3. Pericoronal abscess—a localized, purulent infection within the gum tissue surrounding the crown of a partially or fully erupted tooth. Usually associated with an acute episode of pericoronitis around a partially erupted and impacted mandibular third molar (lower wisdom tooth).
4. combined periodontal/endodontic abscess

==Treatment==
An important factor is whether the involved tooth is to be extracted or retained. Although the pulp is usually still vital, a history of recurrent periodontal abscesses and significantly compromised periodontal support indicate that the prognosis for the tooth is poor and it should be removed.

The initial management of a periodontal abscess involves pain relief and control of the infection. The pus needs to be drained, which helps both of these aims. If the tooth is to be removed, drainage will occur via the socket. Otherwise, if pus is already discharging from the periodontal pocket, this can be encouraged by gentle irrigation and scaling of the pocket whilst massaging the soft tissues. If this does not work, incision and drainage is required, as described in Dental abscess Treatment.

Antibiotics are of secondary importance to drainage, which if satisfactory renders antibiotics unnecessary. Antibiotics are generally reserved for severe infections, in which there is facial swelling, systemic upset and elevated temperature.
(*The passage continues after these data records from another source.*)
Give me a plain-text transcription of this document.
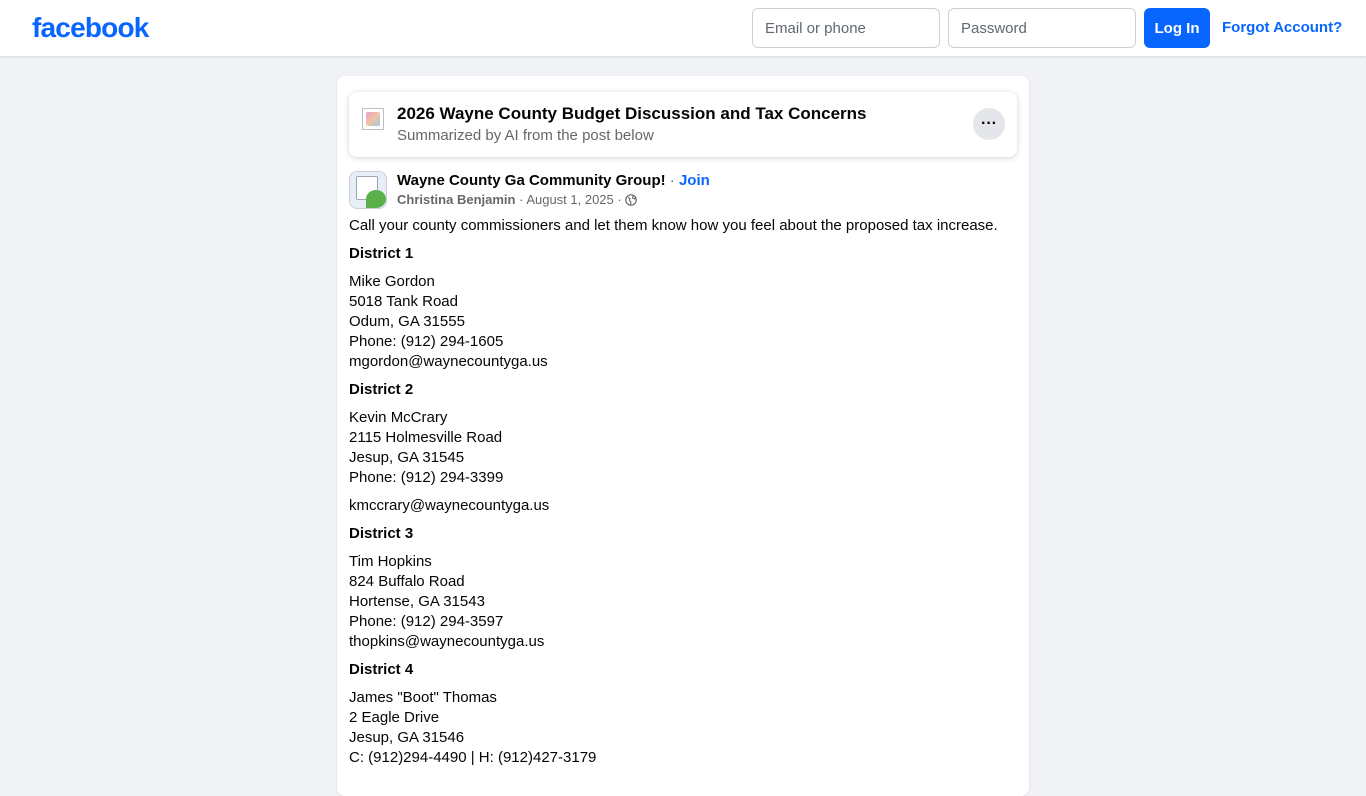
facebook
Email or phone	Log In	Forgot Account?
2026 Wayne County Budget Discussion and Tax Concerns
Summarized by AI from the post below
···
Wayne County Ga Community Group! · Join
Christina Benjamin · August 1, 2025 ·

Call your county commissioners and let them know how you feel about the proposed tax increase.

District 1

Mike Gordon
5018 Tank Road
Odum, GA 31555
Phone: (912) 294-1605
mgordon@waynecountyga.us

District 2

Kevin McCrary
2115 Holmesville Road
Jesup, GA 31545
Phone: (912) 294-3399

kmccrary@waynecountyga.us

District 3

Tim Hopkins
824 Buffalo Road
Hortense, GA 31543
Phone: (912) 294-3597
thopkins@waynecountyga.us

District 4

James "Boot" Thomas
2 Eagle Drive
Jesup, GA 31546
C: (912)294-4490 | H: (912)427-3179
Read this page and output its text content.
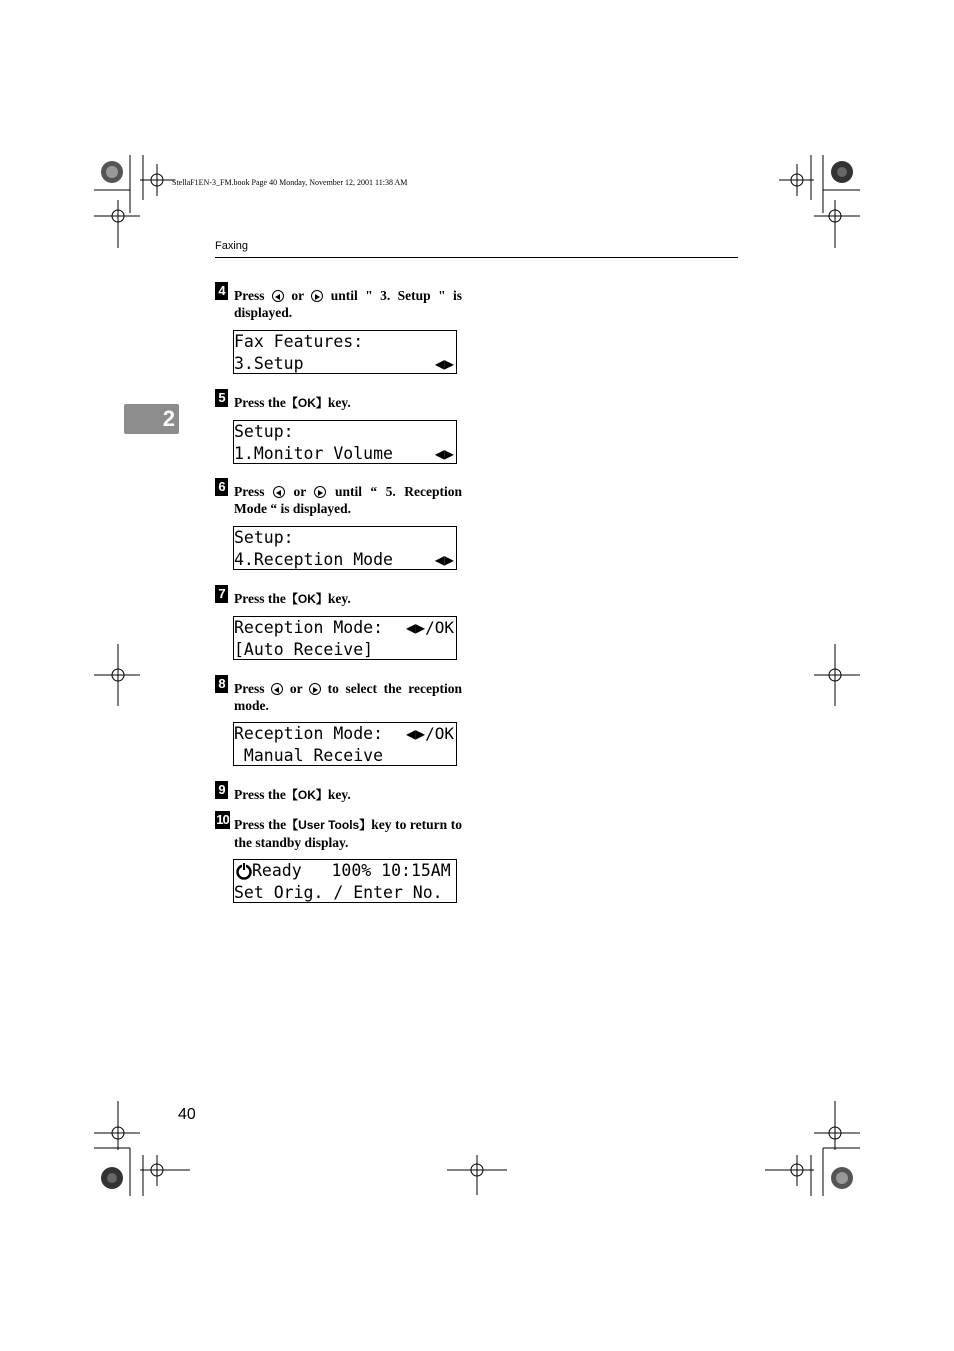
StellaF1EN-3_FM.book Page 40 Monday, November 12, 2001 11:38 AM
Faxing
2
4 Press or until " 3. Setup " is displayed.
Fax Features:
3.Setup	◀▶
5 Press the【OK】key.
Setup:
1.Monitor Volume	◀▶
6 Press or until “ 5. Reception Mode “ is displayed.
Setup:
4.Reception Mode	◀▶
7 Press the【OK】key.
Reception Mode: ◀▶/OK
[Auto Receive]
8 Press or to select the reception mode.
Reception Mode: ◀▶/OK
Manual Receive
9 Press the【OK】key.
10 Press the【User Tools】key to return to the standby display.
Ready   100% 10:15AM
Set Orig. / Enter No.
40
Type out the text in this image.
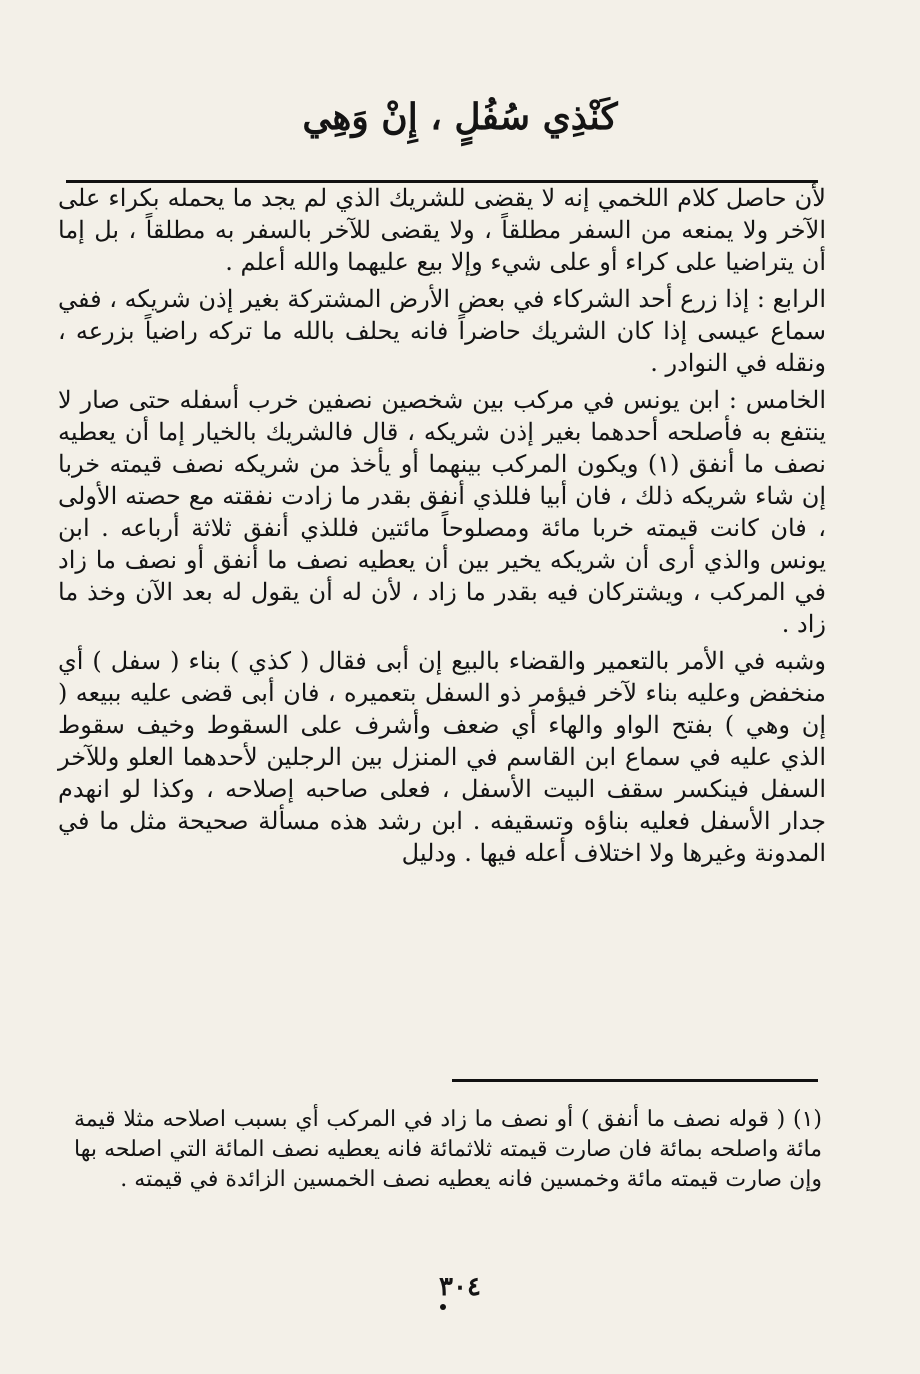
كَنْذِي سُفُلٍ ، إِنْ وَهِي

لأن حاصل كلام اللخمي إنه لا يقضى للشريك الذي لم يجد ما يحمله بكراء على الآخر ولا يمنعه من السفر مطلقاً ، ولا يقضى للآخر بالسفر به مطلقاً ، بل إما أن يتراضيا على كراء أو على شيء وإلا بيع عليهما والله أعلم .

الرابع : إذا زرع أحد الشركاء في بعض الأرض المشتركة بغير إذن شريكه ، ففي سماع عيسى إذا كان الشريك حاضراً فانه يحلف بالله ما تركه راضياً بزرعه ، ونقله في النوادر .

الخامس : ابن يونس في مركب بين شخصين نصفين خرب أسفله حتى صار لا ينتفع به فأصلحه أحدهما بغير إذن شريكه ، قال فالشريك بالخيار إما أن يعطيه نصف ما أنفق (١) ويكون المركب بينهما أو يأخذ من شريكه نصف قيمته خربا إن شاء شريكه ذلك ، فان أبيا فللذي أنفق بقدر ما زادت نفقته مع حصته الأولى ، فان كانت قيمته خربا مائة ومصلوحاً مائتين فللذي أنفق ثلاثة أرباعه . ابن يونس والذي أرى أن شريكه يخير بين أن يعطيه نصف ما أنفق أو نصف ما زاد في المركب ، ويشتركان فيه بقدر ما زاد ، لأن له أن يقول له بعد الآن وخذ ما زاد .

وشبه في الأمر بالتعمير والقضاء بالبيع إن أبى فقال ( كذي ) بناء ( سفل ) أي منخفض وعليه بناء لآخر فيؤمر ذو السفل بتعميره ، فان أبى قضى عليه ببيعه ( إن وهي ) بفتح الواو والهاء أي ضعف وأشرف على السقوط وخيف سقوط الذي عليه في سماع ابن القاسم في المنزل بين الرجلين لأحدهما العلو وللآخر السفل فينكسر سقف البيت الأسفل ، فعلى صاحبه إصلاحه ، وكذا لو انهدم جدار الأسفل فعليه بناؤه وتسقيفه . ابن رشد هذه مسألة صحيحة مثل ما في المدونة وغيرها ولا اختلاف أعله فيها . ودليل

(١) ( قوله نصف ما أنفق ) أو نصف ما زاد في المركب أي بسبب اصلاحه مثلا قيمة مائة واصلحه بمائة فان صارت قيمته ثلاثمائة فانه يعطيه نصف المائة التي اصلحه بها وإن صارت قيمته مائة وخمسين فانه يعطيه نصف الخمسين الزائدة في قيمته .

٣٠٤
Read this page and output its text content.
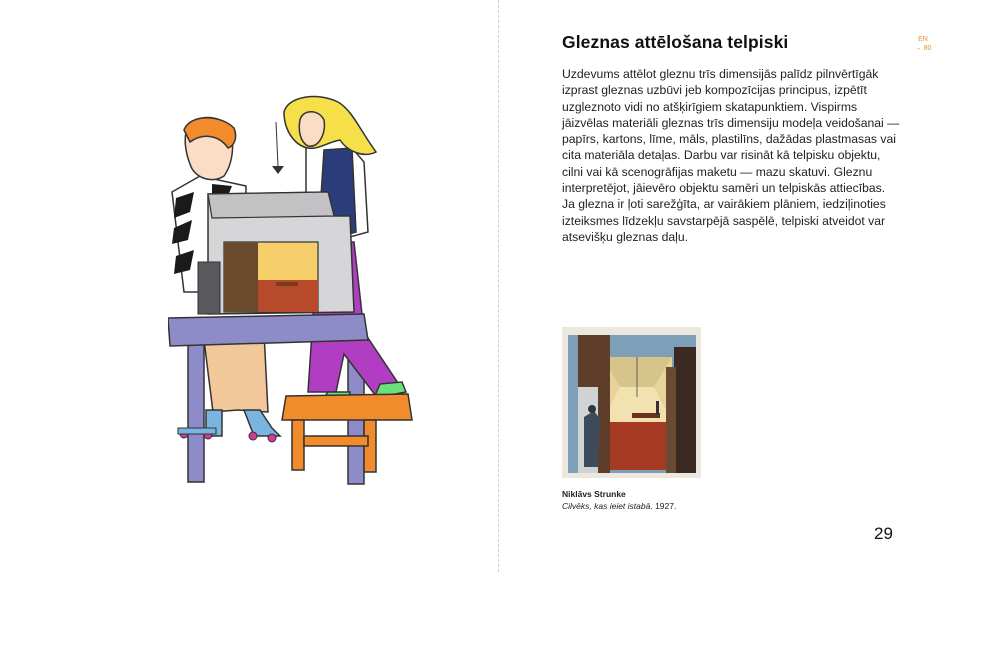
Gleznas attēlošana telpiski	EN
→ 80

Uzdevums attēlot gleznu trīs dimensijās palīdz pilnvērtīgāk izprast gleznas uzbūvi jeb kompozīcijas principus, izpētīt uzgleznoto vidi no atšķirīgiem skatapunktiem. Vispirms jāizvēlas materiāli gleznas trīs dimensiju modeļa veidošanai — papīrs, kartons, līme, māls, plastilīns, dažādas plastmasas vai cita materiāla detaļas. Darbu var risināt kā telpisku objektu, cilni vai kā scenogrāfijas maketu — mazu skatuvi. Gleznu interpretējot, jāievēro objektu samēri un telpiskās attiecības. Ja glezna ir ļoti sarežģīta, ar vairākiem plāniem, iedziļinoties izteiksmes līdzekļu savstarpējā saspēlē, telpiski atveidot var atsevišķu gleznas daļu.

Niklāvs Strunke
Cilvēks, kas ieiet istabā. 1927.
29
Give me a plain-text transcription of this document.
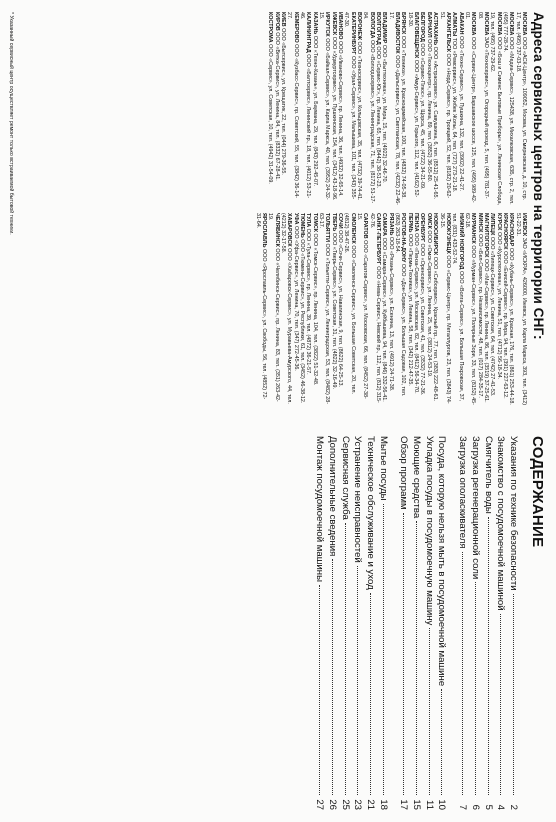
Адреса сервисных центров на территории СНГ:

МОСКВА ООО «АСК-Центр», 109052, Москва, ул. Смирновская, д. 10, стр. 17, тел. (495) 737-03-18.

МОСКВА ООО «Медиа-Сервис», 125438, ул. Михалковская, 63Б, стр. 2, тел. (495) 777-28-74.

МОСКВА ООО «Бош и Сименс Бытовые Приборы», ул. Ленинская Слобода, 19, тел. (495) 737-29-62.

МОСКВА ЗАО «Техносервис», ул. Огородный проезд, 5, тел. (495) 781-37-08.

МОСКВА ООО «Сервис-Центр», Варшавское шоссе, 125, тел. (495) 989-42-01.

АБАКАН ООО «Техно-Сервис», ул. Пушкина, 132, тел. (3902) 22-41-27.

АЛМАТЫ ТОО «Ремсервис», ул. Жибек Жолы, 64, тел. (727) 273-21-18.

АРХАНГЕЛЬСК ООО «Норд-Сервис», пр. Троицкий, 52, тел. (8182) 20-62-51.

АСТРАХАНЬ ООО «Астрасервис», ул. Савушкина, 6, тел. (8512) 25-41-65.

БАРНАУЛ ООО «Техноцентр», пр. Ленина, 89, тел. (3852) 36-55-80.

БЕЛГОРОД ООО «Сервис-Плюс», ул. Щорса, 45, тел. (4722) 34-21-09.

БЛАГОВЕЩЕНСК ООО «Амур-Сервис», ул. Горького, 112, тел. (4162) 52-18-30.

БРЯНСК ООО «Техника», ул. Красноармейская, 100, тел. (4832) 74-05-38.

ВЛАДИВОСТОК ООО «Дальсервис», ул. Светланская, 78, тел. (4232) 22-46-17.

ВЛАДИМИР ООО «Быттехника», ул. Мира, 15, тел. (4922) 32-46-70.

ВОЛГОГРАД ООО «Сервис-Юг», пр. Ленина, 65, тел. (8442) 38-51-23.

ВОЛОГДА ООО «Вологдасервис», ул. Ленинградская, 71, тел. (8172) 51-17-84.

ВОРОНЕЖ ООО «Техносервис», ул. Кольцовская, 35, тел. (4732) 39-74-41.

ЕКАТЕРИНБУРГ ООО «Урал-Сервис», ул. Малышева, 101, тел. (343) 355-47-30.

ИВАНОВО ООО «Иваново-Сервис», пр. Ленина, 36, тел. (4932) 32-65-14.

ИЖЕВСК ООО «Удмуртсервис», ул. Пушкинская, 154, тел. (3412) 43-18-96.

ИРКУТСК ООО «Байкал-Сервис», ул. Карла Маркса, 40, тел. (3952) 24-32-15.

КАЗАНЬ ООО «Техно-Казань», ул. Баумана, 29, тел. (843) 292-45-07.

КАЛИНИНГРАД ООО «Балтсервис», Ленинский пр., 18, тел. (4012) 53-21-46.

КЕМЕРОВО ООО «Кузбасс-Сервис», пр. Советский, 55, тел. (3842) 36-14-27.

КИЕВ ООО «Бытсервис», ул. Крещатик, 22, тел. (044) 279-36-55.

КИРОВ ООО «Вятка-Сервис», ул. Ленина, 84, тел. (8332) 67-28-41.

КОСТРОМА ООО «Сервис», ул. Советская, 10, тел. (4942) 31-54-09.

ИЖЕВСК ЗАО «ИСКРА», 426000, Ижевск, ул. Карла Маркса, 393, тел. (3412) 51-22-31.

КРАСНОДАР ООО «Кубань-Сервис», ул. Красная, 176, тел. (861) 253-44-18.

КРАСНОЯРСК ООО «Енисей-Сервис», пр. Мира, 94, тел. (391) 227-63-12.

КУРСК ООО «Курсктехника», ул. Ленина, 51, тел. (4712) 56-18-34.

ЛИПЕЦК ООО «Липецк-Сервис», ул. Советская, 64, тел. (4742) 27-41-53.

МАГНИТОГОРСК ООО «Маг-Сервис», пр. Ленина, 86, тел. (3519) 37-25-61.

МИНСК ООО «Бел-Сервис», пр. Независимости, 48, тел. (017) 284-35-17.

МУРМАНСК ООО «Мурман-Сервис», ул. Полярные Зори, 33, тел. (8152) 45-62-18.

НИЖНИЙ НОВГОРОД ООО «Волга-Сервис», ул. Большая Покровская, 37, тел. (831) 433-52-74.

НОВОКУЗНЕЦК ООО «Сервис-Центр», пр. Металлургов, 23, тел. (3843) 74-36-15.

НОВОСИБИРСК ООО «Сибсервис», Красный пр., 77, тел. (383) 222-48-61.

ОМСК ООО «Омск-Сервис», ул. Ленина, 25, тел. (3812) 24-53-19.

ОРЕНБУРГ ООО «Оренсервис», ул. Советская, 41, тел. (3532) 77-21-36.

ПЕНЗА ООО «Пенза-Сервис», ул. Московская, 82, тел. (8412) 56-34-70.

ПЕРМЬ ООО «Пермь-Техника», ул. Ленина, 58, тел. (342) 212-47-35.

РОСТОВ-НА-ДОНУ ООО «Дон-Сервис», ул. Большая Садовая, 102, тел. (863) 263-18-54.

РЯЗАНЬ ООО «Рязань-Сервис», ул. Есенина, 13, тел. (4912) 24-71-38.

САМАРА ООО «Самара-Сервис», ул. Куйбышева, 94, тел. (846) 332-56-41.

САНКТ-ПЕТЕРБУРГ ООО «Нева-Сервис», Невский пр., 112, тел. (812) 315-42-76.

САРАТОВ ООО «Саратов-Сервис», ул. Московская, 66, тел. (8452) 27-38-15.

СМОЛЕНСК ООО «Смоленск-Сервис», ул. Большая Советская, 20, тел. (4812) 38-47-26.

СОЧИ ООО «Сочи-Сервис», ул. Навагинская, 9, тел. (8622) 64-25-13.

ТВЕРЬ ООО «Тверь-Сервис», ул. Советская, 31, тел. (4822) 32-16-49.

ТОЛЬЯТТИ ООО «Тольятти-Сервис», ул. Ленинградская, 53, тел. (8482) 28-63-17.

ТОМСК ООО «Томск-Сервис», пр. Ленина, 104, тел. (3822) 51-32-48.

ТУЛА ООО «Тула-Сервис», пр. Ленина, 39, тел. (4872) 36-21-57.

ТЮМЕНЬ ООО «Тюмень-Сервис», ул. Республики, 61, тел. (3452) 46-38-12.

УФА ООО «Уфа-Сервис», ул. Ленина, 70, тел. (347) 272-45-36.

ХАБАРОВСК ООО «Хабаровск-Сервис», ул. Муравьева-Амурского, 44, тел. (4212) 32-17-58.

ЧЕЛЯБИНСК ООО «Челябинск-Сервис», пр. Ленина, 83, тел. (351) 263-42-19.

ЯРОСЛАВЛЬ ООО «Ярославль-Сервис», ул. Свободы, 56, тел. (4852) 72-31-64.

* Указанный сервисный центр осуществляет ремонт только встраиваемой бытовой техники.
СОДЕРЖАНИЕ
Указания по технике безопасности
2
Знакомство с посудомоечной машиной
4
Смягчитель воды
5
Загрузка регенерационной соли
6
Загрузка ополаскивателя
7
Посуда, которую нельзя мыть в посудомоечной машине
10
Укладка посуды в посудомоечную машину
11
Моющие средства
15
Обзор программ
17
Мытье посуды
18
Техническое обслуживание и уход
21
Устранение неисправностей
23
Сервисная служба
25
Дополнительные сведения
26
Монтаж посудомоечной машины
27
Since periodontal abscesses frequently involve anaerobic bacteria, oral antibiotics such as amoxicillin, clindamycin (in penicillin allergy or pregnancy) and/or metronidazole are given (although metronidazole should be used in conjunction with a penicillin given its lack of aerobic gram positive coverage). Ideally, the choice of antibiotic is dictated by the results of microbiological culture and sensitivity testing of a sample of the pus aspirated at the start of any treatment, but this rarely occurs outside the hospital setting.

Other measures that are taken during management of the acute phase might include reducing the height of the tooth with a dental drill, so it no longer contacts the opposing tooth when biting down; and regular use of hot salt water mouth washes (antiseptic) that encourages further drainage of the infection.

The management following the acute phase involves removing any residual infection, and correcting the factors that lead to the formation of the periodontal abscess. Usually, this will be therapy for periodontal disease, such as oral hygiene instruction and periodontal scaling.